Au cours de mes 53 ans de carrière, je ne me suis jamais ennuyé, j’ai eu tellement de satisfactions, et j’ai encore quelques belles années à vivre. J’espère pouvoir mener à bien tous les projets que j’ai. Je travaille encore tous les jours dans mon propre studio. C’est ainsi que j’ai réalisé mon dernier album Minor Swing (voir G & D 64 ). J’ai fait tous les instruments à partir d’une  » midiguitare  » grâce à un ordinateur, seule la guitare solo est vraie. Cela a représenté 4 mois de travail, mais c’est mon hobby et j’aime tant jouer, je ne mesure pas ma peine.

Mais mon plus grand plaisir est de jouer en public, il n’y a rien de plus beau que l’atmosphère d’un concert, où on va au delà de soi même pour plaire au public, où l’on réussit des choses jamais réalisées, où l’on sent le public vibrert tout prés.

 Va-t-on trouver de nouveaux Cds de Ladi Geissler ? 

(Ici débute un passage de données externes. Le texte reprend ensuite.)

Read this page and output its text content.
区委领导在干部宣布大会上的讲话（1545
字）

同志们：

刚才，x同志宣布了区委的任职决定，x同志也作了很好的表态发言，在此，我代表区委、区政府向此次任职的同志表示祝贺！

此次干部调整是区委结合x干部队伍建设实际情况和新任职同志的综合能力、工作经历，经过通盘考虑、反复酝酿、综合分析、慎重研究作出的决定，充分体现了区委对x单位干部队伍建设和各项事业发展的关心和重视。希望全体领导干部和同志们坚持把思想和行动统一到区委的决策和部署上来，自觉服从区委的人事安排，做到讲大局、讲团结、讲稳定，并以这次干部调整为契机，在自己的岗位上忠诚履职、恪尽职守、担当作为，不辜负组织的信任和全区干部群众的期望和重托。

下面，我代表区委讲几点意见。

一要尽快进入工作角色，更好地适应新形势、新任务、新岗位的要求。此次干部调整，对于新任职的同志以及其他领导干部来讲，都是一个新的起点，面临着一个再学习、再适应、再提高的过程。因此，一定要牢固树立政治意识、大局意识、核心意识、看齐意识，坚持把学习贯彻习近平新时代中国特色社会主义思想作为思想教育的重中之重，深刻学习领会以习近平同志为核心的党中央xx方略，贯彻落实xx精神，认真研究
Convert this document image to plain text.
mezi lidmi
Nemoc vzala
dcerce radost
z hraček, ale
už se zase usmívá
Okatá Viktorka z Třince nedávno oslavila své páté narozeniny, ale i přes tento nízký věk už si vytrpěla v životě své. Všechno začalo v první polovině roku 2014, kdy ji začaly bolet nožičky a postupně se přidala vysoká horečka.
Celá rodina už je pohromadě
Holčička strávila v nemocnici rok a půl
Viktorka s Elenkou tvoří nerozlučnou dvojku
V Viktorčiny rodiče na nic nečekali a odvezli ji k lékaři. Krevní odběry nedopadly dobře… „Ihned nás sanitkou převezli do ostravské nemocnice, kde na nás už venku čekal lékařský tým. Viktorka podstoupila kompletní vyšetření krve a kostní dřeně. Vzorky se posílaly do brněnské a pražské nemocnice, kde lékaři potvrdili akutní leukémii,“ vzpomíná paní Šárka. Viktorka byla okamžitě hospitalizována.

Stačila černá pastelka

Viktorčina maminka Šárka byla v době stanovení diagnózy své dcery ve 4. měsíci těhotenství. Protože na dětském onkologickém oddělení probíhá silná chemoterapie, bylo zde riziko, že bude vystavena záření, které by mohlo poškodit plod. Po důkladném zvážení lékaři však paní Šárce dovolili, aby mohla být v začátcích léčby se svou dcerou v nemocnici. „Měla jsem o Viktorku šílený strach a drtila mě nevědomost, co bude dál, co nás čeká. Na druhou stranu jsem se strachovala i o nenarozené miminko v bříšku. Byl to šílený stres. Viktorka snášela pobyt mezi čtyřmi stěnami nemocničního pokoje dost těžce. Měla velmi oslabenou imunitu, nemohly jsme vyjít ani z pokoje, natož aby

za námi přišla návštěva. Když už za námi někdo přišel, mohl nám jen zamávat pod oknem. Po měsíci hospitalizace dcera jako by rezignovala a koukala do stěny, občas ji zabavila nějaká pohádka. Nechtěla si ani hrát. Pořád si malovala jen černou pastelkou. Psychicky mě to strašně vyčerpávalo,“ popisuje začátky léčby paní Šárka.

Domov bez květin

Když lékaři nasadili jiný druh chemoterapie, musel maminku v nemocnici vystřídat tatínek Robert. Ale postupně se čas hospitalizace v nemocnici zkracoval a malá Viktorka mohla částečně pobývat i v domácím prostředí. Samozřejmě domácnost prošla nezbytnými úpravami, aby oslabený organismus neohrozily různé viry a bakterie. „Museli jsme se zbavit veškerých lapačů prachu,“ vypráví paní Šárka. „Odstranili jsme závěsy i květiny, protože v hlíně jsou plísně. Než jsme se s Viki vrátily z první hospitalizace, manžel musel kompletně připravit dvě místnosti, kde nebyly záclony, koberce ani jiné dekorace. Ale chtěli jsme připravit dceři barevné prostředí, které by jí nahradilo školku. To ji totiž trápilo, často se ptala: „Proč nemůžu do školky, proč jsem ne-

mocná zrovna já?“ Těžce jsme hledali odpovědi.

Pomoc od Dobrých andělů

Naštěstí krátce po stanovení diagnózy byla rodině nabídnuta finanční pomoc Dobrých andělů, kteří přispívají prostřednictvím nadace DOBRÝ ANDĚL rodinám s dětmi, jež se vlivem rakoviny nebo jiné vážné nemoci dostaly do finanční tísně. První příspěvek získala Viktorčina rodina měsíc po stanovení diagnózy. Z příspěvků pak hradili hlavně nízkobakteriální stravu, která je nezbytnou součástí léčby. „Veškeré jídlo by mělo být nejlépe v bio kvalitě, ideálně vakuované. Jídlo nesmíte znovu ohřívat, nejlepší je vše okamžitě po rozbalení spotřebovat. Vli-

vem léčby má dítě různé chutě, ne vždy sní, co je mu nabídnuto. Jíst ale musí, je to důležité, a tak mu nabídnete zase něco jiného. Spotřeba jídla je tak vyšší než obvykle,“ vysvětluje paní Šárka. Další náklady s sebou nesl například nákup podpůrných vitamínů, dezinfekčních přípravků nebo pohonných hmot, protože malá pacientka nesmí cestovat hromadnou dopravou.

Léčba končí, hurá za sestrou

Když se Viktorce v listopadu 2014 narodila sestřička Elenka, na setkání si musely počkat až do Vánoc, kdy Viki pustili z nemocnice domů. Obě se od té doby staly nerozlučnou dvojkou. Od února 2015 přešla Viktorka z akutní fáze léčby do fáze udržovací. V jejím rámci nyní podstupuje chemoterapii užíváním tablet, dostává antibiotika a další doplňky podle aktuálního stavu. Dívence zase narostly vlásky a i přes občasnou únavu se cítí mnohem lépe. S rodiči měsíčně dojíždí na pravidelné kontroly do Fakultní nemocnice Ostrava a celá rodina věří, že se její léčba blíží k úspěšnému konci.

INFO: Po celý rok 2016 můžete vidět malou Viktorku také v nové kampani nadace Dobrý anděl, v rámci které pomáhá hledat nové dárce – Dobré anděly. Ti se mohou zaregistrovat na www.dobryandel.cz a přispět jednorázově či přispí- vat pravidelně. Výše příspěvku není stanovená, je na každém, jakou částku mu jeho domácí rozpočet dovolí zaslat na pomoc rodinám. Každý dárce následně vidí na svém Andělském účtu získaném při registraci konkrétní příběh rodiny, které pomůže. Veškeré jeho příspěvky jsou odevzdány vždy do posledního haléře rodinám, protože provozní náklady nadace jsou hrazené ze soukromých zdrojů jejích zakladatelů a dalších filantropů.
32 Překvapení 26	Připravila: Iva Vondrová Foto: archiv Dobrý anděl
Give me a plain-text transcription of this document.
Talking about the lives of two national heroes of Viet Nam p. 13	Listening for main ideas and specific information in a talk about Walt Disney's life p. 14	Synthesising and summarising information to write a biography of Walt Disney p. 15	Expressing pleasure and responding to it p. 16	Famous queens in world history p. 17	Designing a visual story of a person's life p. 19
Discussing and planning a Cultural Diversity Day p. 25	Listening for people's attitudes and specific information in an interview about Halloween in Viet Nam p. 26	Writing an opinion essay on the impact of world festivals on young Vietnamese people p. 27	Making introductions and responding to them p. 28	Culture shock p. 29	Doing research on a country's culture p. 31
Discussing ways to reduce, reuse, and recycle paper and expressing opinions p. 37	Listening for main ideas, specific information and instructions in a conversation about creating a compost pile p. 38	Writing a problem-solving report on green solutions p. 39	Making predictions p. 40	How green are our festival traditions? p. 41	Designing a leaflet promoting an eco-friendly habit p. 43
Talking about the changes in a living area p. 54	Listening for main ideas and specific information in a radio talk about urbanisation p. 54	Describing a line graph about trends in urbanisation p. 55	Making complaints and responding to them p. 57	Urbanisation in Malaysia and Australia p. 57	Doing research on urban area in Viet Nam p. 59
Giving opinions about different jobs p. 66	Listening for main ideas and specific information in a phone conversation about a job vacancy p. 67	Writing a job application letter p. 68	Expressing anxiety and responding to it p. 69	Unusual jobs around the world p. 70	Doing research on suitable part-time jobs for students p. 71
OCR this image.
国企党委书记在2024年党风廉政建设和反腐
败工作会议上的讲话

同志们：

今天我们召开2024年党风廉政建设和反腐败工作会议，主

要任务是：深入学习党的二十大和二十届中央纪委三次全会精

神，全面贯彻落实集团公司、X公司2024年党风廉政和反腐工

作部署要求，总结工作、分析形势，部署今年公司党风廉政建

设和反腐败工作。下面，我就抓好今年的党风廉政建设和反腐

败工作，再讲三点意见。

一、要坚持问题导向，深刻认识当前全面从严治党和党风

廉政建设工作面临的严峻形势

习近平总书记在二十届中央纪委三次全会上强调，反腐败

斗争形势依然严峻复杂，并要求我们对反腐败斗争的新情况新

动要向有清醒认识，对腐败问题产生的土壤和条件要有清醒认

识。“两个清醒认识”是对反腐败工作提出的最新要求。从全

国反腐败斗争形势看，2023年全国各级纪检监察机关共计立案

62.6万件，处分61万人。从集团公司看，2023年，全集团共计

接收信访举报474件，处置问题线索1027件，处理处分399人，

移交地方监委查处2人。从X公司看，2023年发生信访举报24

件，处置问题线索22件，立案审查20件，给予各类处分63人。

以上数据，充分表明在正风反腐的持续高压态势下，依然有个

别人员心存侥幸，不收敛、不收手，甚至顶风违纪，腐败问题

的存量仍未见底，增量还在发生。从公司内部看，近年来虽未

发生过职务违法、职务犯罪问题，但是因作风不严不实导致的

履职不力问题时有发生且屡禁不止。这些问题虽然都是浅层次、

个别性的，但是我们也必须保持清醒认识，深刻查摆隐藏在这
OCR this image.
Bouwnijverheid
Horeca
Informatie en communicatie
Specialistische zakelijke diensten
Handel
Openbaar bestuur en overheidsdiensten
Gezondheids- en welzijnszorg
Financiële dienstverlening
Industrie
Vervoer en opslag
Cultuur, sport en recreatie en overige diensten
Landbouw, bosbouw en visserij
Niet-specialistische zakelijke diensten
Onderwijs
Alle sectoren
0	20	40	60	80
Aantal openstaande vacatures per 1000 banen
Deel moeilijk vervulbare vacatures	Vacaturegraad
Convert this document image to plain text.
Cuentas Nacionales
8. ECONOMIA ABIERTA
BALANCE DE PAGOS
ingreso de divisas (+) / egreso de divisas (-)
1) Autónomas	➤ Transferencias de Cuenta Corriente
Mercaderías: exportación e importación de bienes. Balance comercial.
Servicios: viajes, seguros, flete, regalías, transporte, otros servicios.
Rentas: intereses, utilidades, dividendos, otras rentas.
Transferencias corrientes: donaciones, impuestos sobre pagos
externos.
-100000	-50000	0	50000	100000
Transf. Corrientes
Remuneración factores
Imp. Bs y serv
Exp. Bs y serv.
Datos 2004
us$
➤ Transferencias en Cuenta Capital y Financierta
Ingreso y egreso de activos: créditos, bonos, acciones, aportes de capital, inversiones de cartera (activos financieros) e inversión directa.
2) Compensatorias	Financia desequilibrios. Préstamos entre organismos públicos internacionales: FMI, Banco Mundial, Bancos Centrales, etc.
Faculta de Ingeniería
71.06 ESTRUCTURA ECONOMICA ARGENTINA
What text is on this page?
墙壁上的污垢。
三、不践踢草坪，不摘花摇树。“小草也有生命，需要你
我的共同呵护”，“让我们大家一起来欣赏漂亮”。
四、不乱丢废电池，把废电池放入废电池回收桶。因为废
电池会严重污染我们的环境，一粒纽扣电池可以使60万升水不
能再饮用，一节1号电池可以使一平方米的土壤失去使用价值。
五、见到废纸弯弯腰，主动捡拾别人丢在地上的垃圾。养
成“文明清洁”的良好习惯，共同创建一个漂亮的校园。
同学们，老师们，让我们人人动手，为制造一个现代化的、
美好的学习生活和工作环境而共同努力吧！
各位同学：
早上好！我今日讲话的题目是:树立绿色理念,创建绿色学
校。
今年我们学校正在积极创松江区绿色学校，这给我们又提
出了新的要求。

Il y a un CD en préparation, j’ai enregistré plus de 30 albums, vous savez on peut encore trouver de quoi faire.

Merci Ladi Geissler et au plaisir de vous écouter un soir à Hambourg ou au moins sur CD.

Discographie

  1. Mr Guitar (Bear Family Records BCD 16917 AH)
    Mason Dixon line (1960) / Cannonball / Lonely guitar (1961) / Navajo / Forty miles of bad road (1960) / Colorado / Wheels (1961) / Geisterreiter (Riders in the sky) / Red river rock (1959) / Dreamin’guitar / Tomahawk (1962) / Stormy night guitar / 2 guitars / Johnny Guitar / Swing guitar / Ladi’s guitar Guitar lullaby / Zwei guitarren am meer / Mr Guitar / Guitar Tango / Helena (1963) / Little Geisha / Indigo (1961) / Yellow bird / Immer nur lächeln / Sur un marché persan / Little darlin (1957) / Banana boat song.

  2. Minor swing (Bear Family records Bcd 16227 AH)
    Kissin on the beach / Adac (*) / Samba pa ti / Persian market / Dos pajaros / One more for my lady (*) / Wave / Minor swing / Sunrise serenade / Siboney / Ballade für Birgit (*) / Andalusia (The breeze and I) / Johnny Guitar / Lovesong for Effi (*).
    (*) compositions de Ladi Geisler. Cet album représente un grand moment de guitare.